For the second time in less than a year, the North American Electric Reliability Corporation (NERC) has imposed a six-figure penalty on a participant in the electric market for fundamentally failing to comply with the NERC Critical Infrastructure Protection (CIP) standards. In this compliance Alert,1 we focus on the importance of complying with the NERC CIP standards.
For almost 10 years, the electric industry has been subject to mandatory NERC standards,2 including the CIP standards. While the CIP standards have varied over the years, the basic requirements have remained the same — identify critical cyber assets and then implement electronic and physical procedures to protect such assets.
Market participants can be subject to penalties for violating the NERC standards. Historically, while the CIP standards have been the standards most violated (in part because of the complexities arising from individual situations) the penalties imposed by NERC have been small, upwards to $250,000 depending on the severity of the violations, along with a requirement that the market participant fixes the problems from which the violations arose.

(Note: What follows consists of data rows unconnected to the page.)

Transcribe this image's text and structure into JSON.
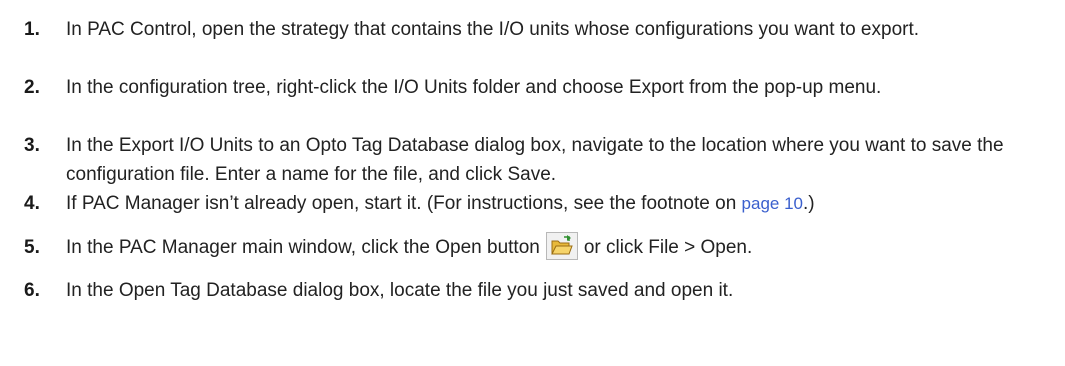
{
  "steps": [
    {
      "number": "1.",
      "text": "In PAC Control, open the strategy that contains the I/O units whose configurations you want to export."
    },
    {
      "number": "2.",
      "text": "In the configuration tree, right-click the I/O Units folder and choose Export from the pop-up menu."
    },
    {
      "number": "3.",
      "text": "In the Export I/O Units to an Opto Tag Database dialog box, navigate to the location where you want to save the configuration file. Enter a name for the file, and click Save."
    },
    {
      "number": "4.",
      "text_before": "If PAC Manager isn’t already open, start it. (For instructions, see the footnote on ",
      "link": "page 10",
      "text_after": ".)"
    },
    {
      "number": "5.",
      "text_before": "In the PAC Manager main window, click the Open button",
      "icon": "open-folder-icon",
      "text_after": "or click File > Open."
    },
    {
      "number": "6.",
      "text": "In the Open Tag Database dialog box, locate the file you just saved and open it."
    }
  ],
  "colors": {
    "link": "#3a5fcd",
    "text": "#222222"
  }
}
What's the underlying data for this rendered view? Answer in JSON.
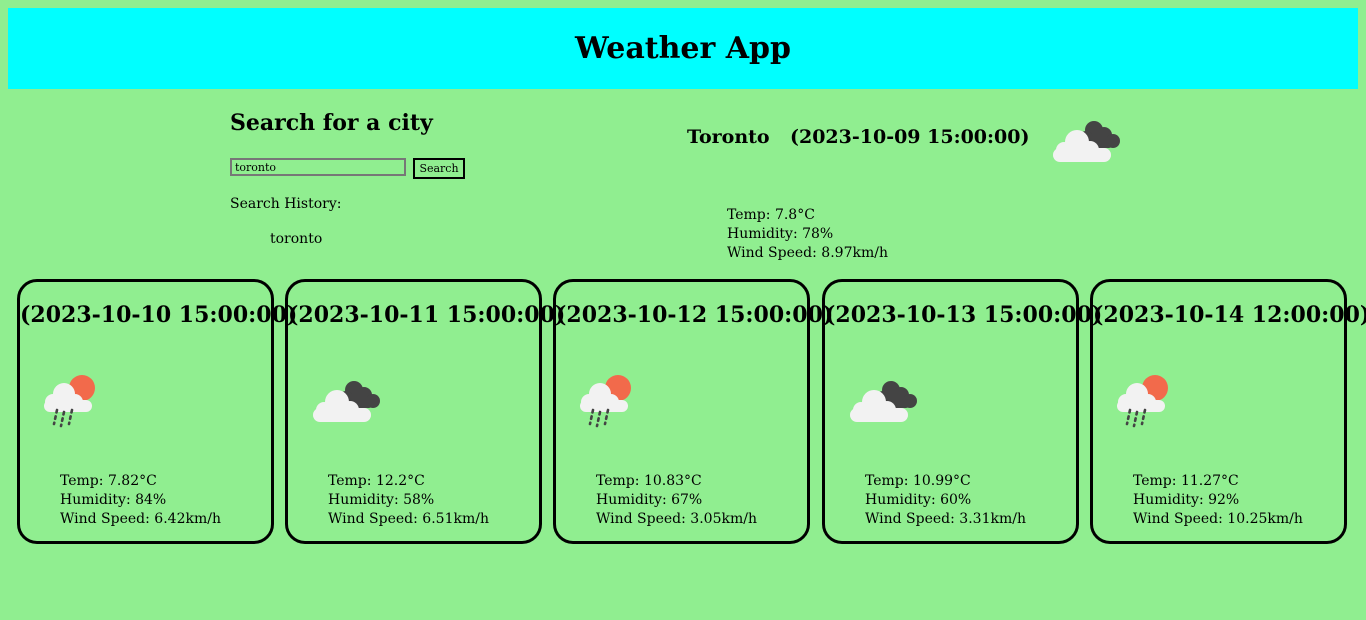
{
  "app": {
    "title": "Weather App"
  },
  "search": {
    "title": "Search for a city",
    "input_value": "toronto",
    "button_label": "Search",
    "history_label": "Search History:",
    "history": [
      "toronto"
    ]
  },
  "current": {
    "city": "Toronto",
    "date": "(2023-10-09 15:00:00)",
    "icon": "cloudy-icon",
    "temp": "Temp: 7.8°C",
    "humidity": "Humidity: 78%",
    "wind": "Wind Speed: 8.97km/h"
  },
  "forecast": [
    {
      "date": "(2023-10-10 15:00:00)",
      "icon": "rain-sun-icon",
      "temp": "Temp: 7.82°C",
      "humidity": "Humidity: 84%",
      "wind": "Wind Speed: 6.42km/h"
    },
    {
      "date": "(2023-10-11 15:00:00)",
      "icon": "cloudy-icon",
      "temp": "Temp: 12.2°C",
      "humidity": "Humidity: 58%",
      "wind": "Wind Speed: 6.51km/h"
    },
    {
      "date": "(2023-10-12 15:00:00)",
      "icon": "rain-sun-icon",
      "temp": "Temp: 10.83°C",
      "humidity": "Humidity: 67%",
      "wind": "Wind Speed: 3.05km/h"
    },
    {
      "date": "(2023-10-13 15:00:00)",
      "icon": "cloudy-icon",
      "temp": "Temp: 10.99°C",
      "humidity": "Humidity: 60%",
      "wind": "Wind Speed: 3.31km/h"
    },
    {
      "date": "(2023-10-14 12:00:00)",
      "icon": "rain-sun-icon",
      "temp": "Temp: 11.27°C",
      "humidity": "Humidity: 92%",
      "wind": "Wind Speed: 10.25km/h"
    }
  ],
  "colors": {
    "background": "#90EE90",
    "header": "#00FFFF",
    "sun": "#F26A4B",
    "dark_cloud": "#444444",
    "light_cloud": "#F2F2F2"
  }
}
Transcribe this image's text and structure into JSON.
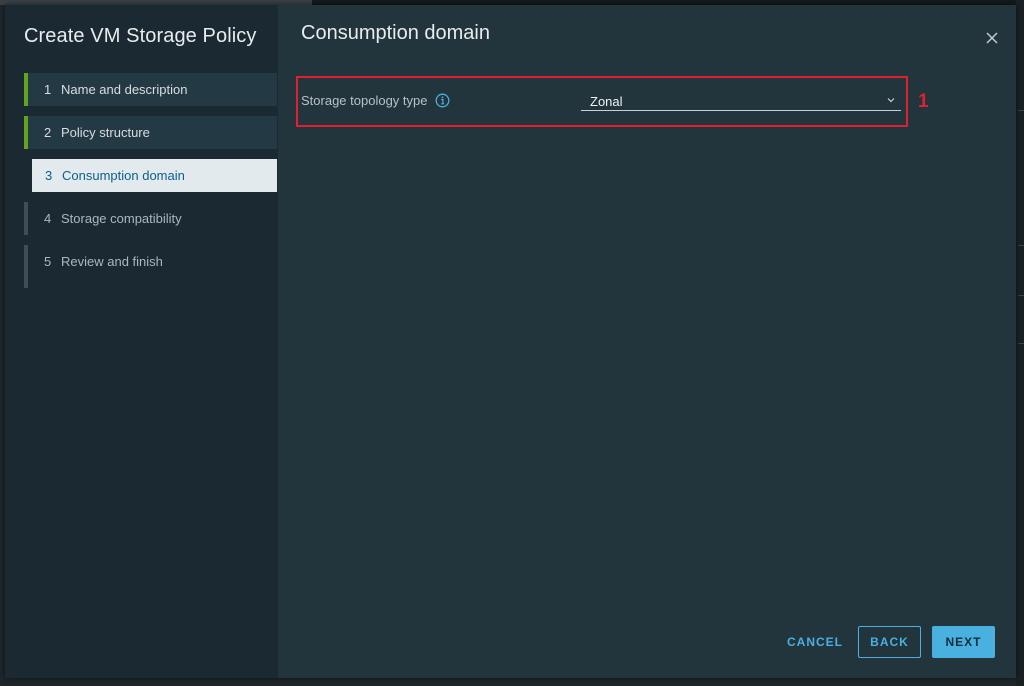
{
  "dialog": {
    "title": "Create VM Storage Policy"
  },
  "steps": [
    {
      "num": "1",
      "label": "Name and description",
      "state": "done"
    },
    {
      "num": "2",
      "label": "Policy structure",
      "state": "done"
    },
    {
      "num": "3",
      "label": "Consumption domain",
      "state": "active"
    },
    {
      "num": "4",
      "label": "Storage compatibility",
      "state": "pending"
    },
    {
      "num": "5",
      "label": "Review and finish",
      "state": "pending"
    }
  ],
  "page": {
    "title": "Consumption domain",
    "close_icon": "close-icon"
  },
  "form": {
    "topology_label": "Storage topology type",
    "info_icon": "info-icon",
    "topology_value": "Zonal",
    "callout": "1"
  },
  "footer": {
    "cancel": "CANCEL",
    "back": "BACK",
    "next": "NEXT"
  },
  "colors": {
    "accent": "#49b0e0",
    "done_bar": "#62a420",
    "highlight": "#e0202e"
  }
}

But 10 years into the mandatory CIP standards, some companies are fundamentally failing to comply with those requirements. In response, NERC is significantly increasing the applicable penalties.
Two recent cases show this revised (and increased) NERC response. In February 2016, the NERC settled with a registered entity that it did not identify (a so-called unidentified registered entity (URE)) for $1.7 million after finding “serious, systemic security and [CIP] compliance issues across URE’s multiple business units.” February 2016 CIP Violation at 4. The URE committed 36 CIP violations, many of which were repeats of prior violations, and 21 of which posed “a serious and substantial risk to the reliability of the Bulk Power System (BPS).” Id.
Reliability was threatened because CIP assets were not secured. The URE did not complete required patching, three Physical Security Perimeter (PSP) doors to a central control room could not be latched securely, and an employee worked eight shifts despite his physical access being revoked for failure to complete annual requalification training.
In October 2016, NERC proposed to settle with another URE for $1.1 million for “connect[ing] substations to the Bulk Electric System (BES) without ensuring those substations were afforded adequate CIP protections to electronically and physically protect the CCAs [Critical Cyber Assets] contained therein, prior to being energized and activated.” October 2016 CIP Violation at 4. Specifically, the URE “failed to protect the substations with firewalls, as well as failed to complete its physical access control system configurations.” Id.
The root cause of the violations was the URE’s failure to have a comprehensive change management, configuration, and communication process during the project, testing, and installation phases of new substations. Further, construction personnel did not have well-defined responsibility and accountability for ensuring those facilities were compliant with NERC CIP standards.
Management must seriously address (or reassess) its compliance with NERC’s cyber standards. A cyber breach compromising the nation’s electric grid would have serious public safety and national security ramifications. NERC itself said that the October 2016 CIP violation could have allowed a malicious individual to enter the substation without a key, badge, or authorization and take unauthorized action. Further, if load were lost as a result of a cyber violation, the applicable penalty would be more than $1-$2 million,3 corporate reputation would be damaged, along with the collateral reduction in stock prices and management changes.
To be sure, the NERC standards, and in particular the cyber standards, can often be unclear and open to interpretations depending on individual situations. However, assistance is available from NERC and the regional entities, as well as lawyers and consultants.
More importantly, though, management can go a long way in ensuring that their companies are in compliance by simply making CIP compliance a high priority company issue; similar to ensuring compliance with environmental or other governmental requirements. As NERC would conclude, the February 2016 CIP violation resulted from “cultural issues,” — code for management not taking these issues seriously — concluding that the problem stemmed from “URE management’s lack of awareness, engagement, and accountability for CIP compliance. February 2016 CIP Violation at 4.